• Ample Medical (Foster City, California), which manufactures endovascular medical devices for repairing heart valves, reported the first human implants of its PS3 System. The successful implants, performed at University Hospital (Caracas, Venezuela), mark the initiation of the clinical phase for the PS3 System. The PS3 System was implanted in two patients prior to open-heart surgery then removed during the surgical procedure. In both patients, the intended surgical intervention included repair of the mitral valve with an annuloplasty ring. The PS3 System is an investigational device for the percutaneous endovascular repair of congestive heart failure-related mitral valve regurgitation.

• Lumen Biomedical (Plymouth, Minnesota) said that it has received FDA clearance to market its first product in the U.S., the Xtract Aspiration Catheter. The new device is indicated for use in the removal of thrombi and soft emboli from vessels throughout the body. The Xtract, a single-use, 0.014” guidewire compatible, temporary intra-vascular extraction and aspiration catheter system can be used with other devices during vascular intervention procedures to restore normal blood flow after blockages created by clots within the vessels. The Xtract also will be part of the company's FiberNet Embolic Protection System, currently under clinical evaluation in the U.S.

• Stem Cell Innovations (Houston), a cell biology company that has developed technology capable of creating a broad range of human cells from its pluripotent stem cells, said that scientists at Johns Hopkins University (Baltimore) have engineered new, completed, fully working motor neuron circuits in paralyzed adult animals, according to a study published in the June 26 edition of Annals of Neurology.

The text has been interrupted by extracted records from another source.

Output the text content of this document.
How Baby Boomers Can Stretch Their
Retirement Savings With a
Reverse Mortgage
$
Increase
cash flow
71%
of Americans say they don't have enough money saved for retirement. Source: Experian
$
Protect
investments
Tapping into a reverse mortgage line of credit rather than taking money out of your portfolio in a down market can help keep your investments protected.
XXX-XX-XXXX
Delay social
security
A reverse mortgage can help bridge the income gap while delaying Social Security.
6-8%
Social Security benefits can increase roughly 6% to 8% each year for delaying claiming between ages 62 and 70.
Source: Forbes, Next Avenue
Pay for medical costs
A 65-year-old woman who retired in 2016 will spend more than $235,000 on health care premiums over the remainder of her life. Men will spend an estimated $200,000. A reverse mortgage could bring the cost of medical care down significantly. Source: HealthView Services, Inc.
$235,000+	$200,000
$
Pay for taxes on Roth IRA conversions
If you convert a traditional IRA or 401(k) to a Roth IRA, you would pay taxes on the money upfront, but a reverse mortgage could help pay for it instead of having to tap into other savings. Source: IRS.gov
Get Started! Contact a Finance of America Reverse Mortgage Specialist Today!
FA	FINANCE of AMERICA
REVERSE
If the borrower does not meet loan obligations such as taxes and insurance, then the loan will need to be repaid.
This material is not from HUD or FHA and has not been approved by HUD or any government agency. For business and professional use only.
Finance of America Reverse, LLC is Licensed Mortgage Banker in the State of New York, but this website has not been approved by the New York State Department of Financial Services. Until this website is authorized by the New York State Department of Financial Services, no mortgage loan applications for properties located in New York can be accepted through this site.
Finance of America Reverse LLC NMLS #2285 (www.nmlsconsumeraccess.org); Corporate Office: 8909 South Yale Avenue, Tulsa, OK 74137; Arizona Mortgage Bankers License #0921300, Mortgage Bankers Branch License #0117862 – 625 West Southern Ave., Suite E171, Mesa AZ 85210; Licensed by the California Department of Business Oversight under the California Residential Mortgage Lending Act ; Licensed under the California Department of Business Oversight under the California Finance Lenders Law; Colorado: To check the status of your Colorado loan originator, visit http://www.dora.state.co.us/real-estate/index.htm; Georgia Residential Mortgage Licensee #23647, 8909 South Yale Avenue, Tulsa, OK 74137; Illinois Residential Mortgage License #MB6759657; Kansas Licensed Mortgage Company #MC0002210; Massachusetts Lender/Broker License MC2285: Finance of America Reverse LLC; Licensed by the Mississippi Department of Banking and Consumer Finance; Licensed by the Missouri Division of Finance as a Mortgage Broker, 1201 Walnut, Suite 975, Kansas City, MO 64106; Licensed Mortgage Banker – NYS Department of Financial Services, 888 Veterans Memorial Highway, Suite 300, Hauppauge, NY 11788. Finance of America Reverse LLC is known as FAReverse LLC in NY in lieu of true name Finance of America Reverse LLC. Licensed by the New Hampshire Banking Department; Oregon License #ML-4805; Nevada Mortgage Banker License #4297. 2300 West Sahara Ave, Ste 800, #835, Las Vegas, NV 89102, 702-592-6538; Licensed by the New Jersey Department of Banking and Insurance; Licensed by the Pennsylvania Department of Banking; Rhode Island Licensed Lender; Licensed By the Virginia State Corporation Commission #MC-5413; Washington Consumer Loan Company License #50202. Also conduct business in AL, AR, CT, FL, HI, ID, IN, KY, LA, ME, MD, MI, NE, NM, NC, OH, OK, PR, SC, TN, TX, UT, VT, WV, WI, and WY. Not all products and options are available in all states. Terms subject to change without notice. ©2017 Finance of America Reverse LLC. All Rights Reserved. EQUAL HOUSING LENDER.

In a video released the same day, the Johns Hopkins team shows a previously paralyzed rat – following stem cell transplantation 12 weeks earlier – regain its ability to walk again. Stem Cell Innovations in April filed patent applications relating to the production of its own human motor neurons and progenitors. CEO Dr. James Kelly said, “The Johns Hopkins announcement is a spectacular study that reinforces the path we are taking at Stem Cell Innovations. We hope that our human motor neurons might prove to be as effective in eventual human trials.”